Mehr als 130 000 Titel hinterließ der Herzog bei seinem Tod 1666, und dies sei „so etwas wie ein Wunder“, meinte der gelehrte Zeitgenosse Hermann Conring. Als sein eigener Bibliothekar hat Herzog August die Erwerbung, Verzeichnung und Aufstellung seiner Bücher selbst organisiert. Die Ausstellung veranschaulicht anhand von exemplarischen Bänden sowie Bild- und Textdokumenten aus dem Archiv, wie der Herzog mit einem Netz von Agenten die Sammlung aufgebaut hat, wie die räumliche Ordnung der Bibliothek und ihre Kataloge den Kosmos des Wissens spiegeln und wie August der Intellektuelle und Landesherr seine Bibliothek als Arbeits- und Herrschaftsinstrument genutzt hat. Der Gang durch die Ausstellung gibt nicht zuletzt Antworten auf immer wieder gestellte Fragen von Besucher*innen.

„Was ist das denn alles wert?“ Die Bücher gelangten auf unterschiedlichen Wegen in die Bibliothek – als Geschenke, Widmungsexemplare, vor allem aber als gezielte, vom Herzog mit Hilfe von Agenten in ganz Europa betriebene Erwerbungen, in die er nicht geringe Geldmittel investiert hat. Dabei ist August kein wirklichkeitsentrückter Sammler, der einem bestimmten Stück, koste es, was es wolle, nachjagt, sondern erweist sich in vielen Fällen als hart verhandelnder Geschäftsmann. Die Erwerbungspraxis des Wolfenbütteler Herzogs lässt sich somit auch als Spiegelbild seines Herrschaftsverständnisses und politischen Handelns verstehen. Jedes Buch hat seine Geschichte und seinen Preis – die wir vielfach aus den Unterlagen des Bibliotheksarchivs rekonstruieren können.

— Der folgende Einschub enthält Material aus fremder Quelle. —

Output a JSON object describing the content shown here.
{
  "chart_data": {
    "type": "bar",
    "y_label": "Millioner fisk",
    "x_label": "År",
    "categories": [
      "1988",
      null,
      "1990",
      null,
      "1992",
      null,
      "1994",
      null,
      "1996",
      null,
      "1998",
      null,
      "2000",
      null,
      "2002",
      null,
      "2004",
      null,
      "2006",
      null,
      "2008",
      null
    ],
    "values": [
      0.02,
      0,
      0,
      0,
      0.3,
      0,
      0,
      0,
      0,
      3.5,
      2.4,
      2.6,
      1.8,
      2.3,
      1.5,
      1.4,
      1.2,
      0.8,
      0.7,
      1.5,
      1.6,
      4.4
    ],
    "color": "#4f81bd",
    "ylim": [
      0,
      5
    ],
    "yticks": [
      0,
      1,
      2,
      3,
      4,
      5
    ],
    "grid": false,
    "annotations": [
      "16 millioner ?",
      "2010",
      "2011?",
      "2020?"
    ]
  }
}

„Wo stehen denn hier die Romane?“ Die Bibliothek ist mehr als eine Ansammlung von Büchern, weil ihr eine ganze Reihe von Funktionen zugewiesen wird – als großangelegter Wissensspeicher, barockes Repräsentationsobjekt, Lesevorrat, wissenschaftlicher Handapparat und bibliophiles Raritätenkabinett. Die Fülle der Bücher und ihrer Aufgaben verlangt nach Ordnung. Und der Herstellung und Aufrechterhaltung der Ordnung dienen Raum, Kataloge und Signaturen als Instrumente eines durchaus politischen Bibliotheksregiments. Seine Bibliothek hat der Herzog daher in zwanzig Fachgruppen gegliedert, die das gesamte Wissen der Welt ordnen sollen (Romane sind nebenbei bemerkt, obgleich sie als neue literarische Gattung des 17. Jahrhunderts in der Bibliothek zahlreich vorhanden sind, in dieser Systematik nicht vorgesehen).

„Ist das alles echt?“
Die von Herzog August hinterlassene Bibliothek ist ein einzigartiges historisches Ensemble, das bis heute Menschen nach Wolfenbüttel zieht, weil es einen bis in die Gegenwart weiter wachsenden Kosmos des Wissens darstellt. Wie die Bibliotheken anderer Fürsten war die Büchersammlung in Wolfenbüttel ein Medium barocker Hofhaltung, dabei aber auch immer ein Leser*innen zugänglicher Arbeits-, Lese und Studienort. Die materielle Gegenwart der Bibliothek erlaubt bis heute den Umgang mit jahrhundertealten Originalen und somit den lebendigen Austausch mit dem Denken, Gestalten und Wollen vergangener Zeiten.

 

In drei Abteilungen (Schatzkammer, Augusteerhalle, Kabinett) präsentierten Mitarbeiter*innen der Wolfenbütteler Bibliothek Erwerbungsgeschichten herausragender Stücke, typische und untypische Vertreter für die Fachgruppen und ihre inhaltliche wie mediale Vielfalt sowie Bilder, Texte und Dokumente, die das Verhältnis von Wissen, Raum und Ordnung in der Wolfenbütteler Bibliothek veranschaulichen. Nicht zuletzt zeigten ausgewählte Exponate Herzog August als Intellektuellen und Schriftsteller bei der Arbeit mit und an seinen Büchern.